CHAKAIA BOOKER
(American, b. 1953)
Untitled (CB.1.21)
2021, lithograph and chine colle on embossed paper
numbered 46/100 lower left
signed and dated Chakaia Booker '21 lower right
sheet: 21 x 14 in.
Provenance: Property from The Artis Collection. Anthony and Davida Artis began collecting works by African American artists in 2009, with an early-1900s etching by Henry Ossawa Tanner entitled The Disciples See Christ Walking on the Water. They started the Anthony and Davida Artis Collection of African-American Fine Art in 2014, with a mission to use African-American artists and artworks to educate, encourage, and engage with people from all walks of life.
Anthony and Davida are full-time pastors for a local congregation called, Dedicated Believers Ministries. The artwork in the Artis Collection focuses on faith, family, and faces. The collection is comprised of nearly 80 artworks from over 60 artists, the majority of which represent African-American artists. Their favorites, amongst many artists, include Mary Lee Bendolph and the artists of Gee’s Bend, Sanford Biggers, Elizabeth Catlett, Sedrick Huckaby, Kerry James Marshall, Richard Mayhew, Winfred Rembert, Faith Ringgold, Henry Ossawa Tanner, Alma Woodsey Thomas, emerging artist Charles Wilbert White, and Matthew Owen Wead. Annually the Artis’ sell several works from their collection to make room for new acquisitions.

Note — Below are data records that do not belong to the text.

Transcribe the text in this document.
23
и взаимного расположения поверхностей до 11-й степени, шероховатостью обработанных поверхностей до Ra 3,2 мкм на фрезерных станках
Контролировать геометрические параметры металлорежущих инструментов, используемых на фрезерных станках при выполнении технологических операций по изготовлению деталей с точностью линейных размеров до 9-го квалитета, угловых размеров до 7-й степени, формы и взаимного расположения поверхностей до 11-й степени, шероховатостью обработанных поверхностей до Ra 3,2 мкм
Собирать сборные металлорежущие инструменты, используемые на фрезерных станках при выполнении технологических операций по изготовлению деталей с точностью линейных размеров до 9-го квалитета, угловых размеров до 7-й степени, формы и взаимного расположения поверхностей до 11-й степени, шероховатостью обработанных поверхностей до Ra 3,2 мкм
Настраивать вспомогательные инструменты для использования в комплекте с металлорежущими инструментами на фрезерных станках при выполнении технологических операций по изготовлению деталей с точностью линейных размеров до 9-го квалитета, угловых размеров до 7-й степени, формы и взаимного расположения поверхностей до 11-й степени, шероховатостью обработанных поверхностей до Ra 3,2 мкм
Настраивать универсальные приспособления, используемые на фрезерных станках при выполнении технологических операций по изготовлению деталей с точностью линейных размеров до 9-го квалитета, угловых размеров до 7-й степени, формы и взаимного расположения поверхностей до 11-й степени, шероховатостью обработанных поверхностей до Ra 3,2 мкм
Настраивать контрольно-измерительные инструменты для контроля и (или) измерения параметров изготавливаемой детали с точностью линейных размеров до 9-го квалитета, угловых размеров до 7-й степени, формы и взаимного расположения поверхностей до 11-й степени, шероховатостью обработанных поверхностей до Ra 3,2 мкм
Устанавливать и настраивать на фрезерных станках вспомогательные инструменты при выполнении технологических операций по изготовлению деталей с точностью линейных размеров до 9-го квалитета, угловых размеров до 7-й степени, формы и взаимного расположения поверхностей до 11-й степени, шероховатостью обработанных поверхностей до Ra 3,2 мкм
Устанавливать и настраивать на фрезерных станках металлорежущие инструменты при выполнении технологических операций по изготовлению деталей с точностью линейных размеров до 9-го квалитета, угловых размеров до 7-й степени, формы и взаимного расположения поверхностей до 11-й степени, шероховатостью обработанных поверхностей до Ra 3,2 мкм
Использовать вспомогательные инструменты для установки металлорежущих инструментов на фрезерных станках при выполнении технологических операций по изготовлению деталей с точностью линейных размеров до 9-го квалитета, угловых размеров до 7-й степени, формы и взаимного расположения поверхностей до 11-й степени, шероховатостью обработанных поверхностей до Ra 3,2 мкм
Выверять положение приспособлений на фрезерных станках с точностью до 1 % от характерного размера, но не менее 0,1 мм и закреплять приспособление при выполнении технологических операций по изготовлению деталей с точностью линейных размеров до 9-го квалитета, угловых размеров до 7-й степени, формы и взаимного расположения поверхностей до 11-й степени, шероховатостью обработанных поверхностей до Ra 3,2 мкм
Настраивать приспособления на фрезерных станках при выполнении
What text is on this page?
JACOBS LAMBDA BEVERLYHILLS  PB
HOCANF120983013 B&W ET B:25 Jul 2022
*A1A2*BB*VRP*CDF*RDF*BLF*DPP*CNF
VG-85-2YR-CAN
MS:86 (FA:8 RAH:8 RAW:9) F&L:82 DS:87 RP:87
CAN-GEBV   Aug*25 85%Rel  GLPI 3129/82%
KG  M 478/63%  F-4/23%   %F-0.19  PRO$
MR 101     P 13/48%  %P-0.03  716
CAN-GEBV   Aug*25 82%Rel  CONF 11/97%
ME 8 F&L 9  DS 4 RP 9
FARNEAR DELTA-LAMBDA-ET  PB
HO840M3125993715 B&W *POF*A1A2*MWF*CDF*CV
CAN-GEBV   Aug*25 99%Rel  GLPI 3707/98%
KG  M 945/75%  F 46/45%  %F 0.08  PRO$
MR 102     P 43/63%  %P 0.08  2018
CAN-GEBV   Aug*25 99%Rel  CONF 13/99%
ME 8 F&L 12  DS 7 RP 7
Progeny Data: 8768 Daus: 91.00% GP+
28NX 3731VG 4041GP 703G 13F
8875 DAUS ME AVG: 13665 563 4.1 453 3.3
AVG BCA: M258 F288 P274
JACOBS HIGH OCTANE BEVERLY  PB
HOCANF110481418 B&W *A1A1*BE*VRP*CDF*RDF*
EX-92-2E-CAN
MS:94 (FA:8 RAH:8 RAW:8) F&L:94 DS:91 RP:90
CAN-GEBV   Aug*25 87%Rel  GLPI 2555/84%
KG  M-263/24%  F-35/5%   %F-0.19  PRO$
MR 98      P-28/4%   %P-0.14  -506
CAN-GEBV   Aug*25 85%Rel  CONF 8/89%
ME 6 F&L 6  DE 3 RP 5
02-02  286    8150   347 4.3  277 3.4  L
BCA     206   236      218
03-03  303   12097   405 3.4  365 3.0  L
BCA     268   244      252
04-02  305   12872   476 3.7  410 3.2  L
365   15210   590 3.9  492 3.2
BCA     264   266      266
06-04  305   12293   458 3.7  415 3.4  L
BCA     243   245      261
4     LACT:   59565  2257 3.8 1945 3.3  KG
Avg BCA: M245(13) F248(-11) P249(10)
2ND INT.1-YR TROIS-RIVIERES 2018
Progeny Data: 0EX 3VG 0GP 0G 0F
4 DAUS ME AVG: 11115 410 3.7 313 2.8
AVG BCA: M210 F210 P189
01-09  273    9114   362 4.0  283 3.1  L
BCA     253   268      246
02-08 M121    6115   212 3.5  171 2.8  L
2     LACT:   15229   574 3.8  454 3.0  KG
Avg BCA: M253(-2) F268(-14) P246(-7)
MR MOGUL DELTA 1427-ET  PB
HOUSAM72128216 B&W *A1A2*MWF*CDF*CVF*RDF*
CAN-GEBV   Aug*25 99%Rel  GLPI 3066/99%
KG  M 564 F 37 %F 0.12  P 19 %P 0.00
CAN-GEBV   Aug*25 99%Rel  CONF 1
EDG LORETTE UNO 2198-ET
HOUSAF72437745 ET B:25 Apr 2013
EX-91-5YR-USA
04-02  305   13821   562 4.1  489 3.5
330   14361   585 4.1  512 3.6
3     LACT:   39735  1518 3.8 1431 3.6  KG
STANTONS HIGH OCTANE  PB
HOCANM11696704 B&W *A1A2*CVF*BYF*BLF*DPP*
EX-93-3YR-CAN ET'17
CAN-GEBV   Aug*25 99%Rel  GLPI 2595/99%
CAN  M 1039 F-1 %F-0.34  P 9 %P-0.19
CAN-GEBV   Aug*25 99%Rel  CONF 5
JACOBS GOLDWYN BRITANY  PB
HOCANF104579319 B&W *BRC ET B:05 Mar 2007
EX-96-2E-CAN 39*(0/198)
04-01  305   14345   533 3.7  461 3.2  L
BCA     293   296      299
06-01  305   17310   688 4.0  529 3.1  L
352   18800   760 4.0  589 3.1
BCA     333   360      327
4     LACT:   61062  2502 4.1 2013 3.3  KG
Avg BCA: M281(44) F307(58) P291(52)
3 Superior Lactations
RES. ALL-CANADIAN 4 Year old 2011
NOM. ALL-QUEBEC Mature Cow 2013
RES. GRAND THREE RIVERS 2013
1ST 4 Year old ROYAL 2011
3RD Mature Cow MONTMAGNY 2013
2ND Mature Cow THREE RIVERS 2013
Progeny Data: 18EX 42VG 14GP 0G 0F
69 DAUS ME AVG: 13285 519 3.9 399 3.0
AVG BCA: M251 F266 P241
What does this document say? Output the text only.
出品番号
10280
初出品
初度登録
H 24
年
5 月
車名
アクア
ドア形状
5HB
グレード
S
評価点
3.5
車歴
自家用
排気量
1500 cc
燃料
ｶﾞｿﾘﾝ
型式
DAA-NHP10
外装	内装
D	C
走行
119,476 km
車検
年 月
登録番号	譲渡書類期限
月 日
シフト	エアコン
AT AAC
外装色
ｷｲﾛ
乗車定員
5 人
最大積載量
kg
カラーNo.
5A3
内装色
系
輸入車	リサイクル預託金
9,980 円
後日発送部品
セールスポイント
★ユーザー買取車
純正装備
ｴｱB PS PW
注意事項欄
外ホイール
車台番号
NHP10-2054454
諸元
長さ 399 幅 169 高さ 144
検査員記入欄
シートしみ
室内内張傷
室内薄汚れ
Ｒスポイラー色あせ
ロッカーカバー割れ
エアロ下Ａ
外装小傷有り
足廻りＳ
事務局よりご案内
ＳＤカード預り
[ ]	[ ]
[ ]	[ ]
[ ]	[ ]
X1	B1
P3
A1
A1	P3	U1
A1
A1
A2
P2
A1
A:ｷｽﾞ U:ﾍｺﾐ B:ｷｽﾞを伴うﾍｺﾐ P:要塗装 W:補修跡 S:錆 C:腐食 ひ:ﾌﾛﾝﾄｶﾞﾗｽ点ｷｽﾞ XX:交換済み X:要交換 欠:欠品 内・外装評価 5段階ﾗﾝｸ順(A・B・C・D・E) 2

Other Notes: The artist Chakaia Booker finds beauty in the banal. She weaves, splices, and refashions recycled tires and scrap metal into striking abstract sculptures. The versatility of the medium and forms of her sculptures enable the artists to engage with a variety of socio-political issues. She rose to international acclaim at the 2000 Whitney Biennale with her wall relief It’s So Hard To Be Green (2000), and in 2005 she received a Guggenheim Fellowship. Her sculptures are made in intimate and monumental scales. Much like her sculptures, Booker’s prints are made with an innovative technique. Using tissue-thin paper she adheres layers of her lively marks together through the process of chine collé.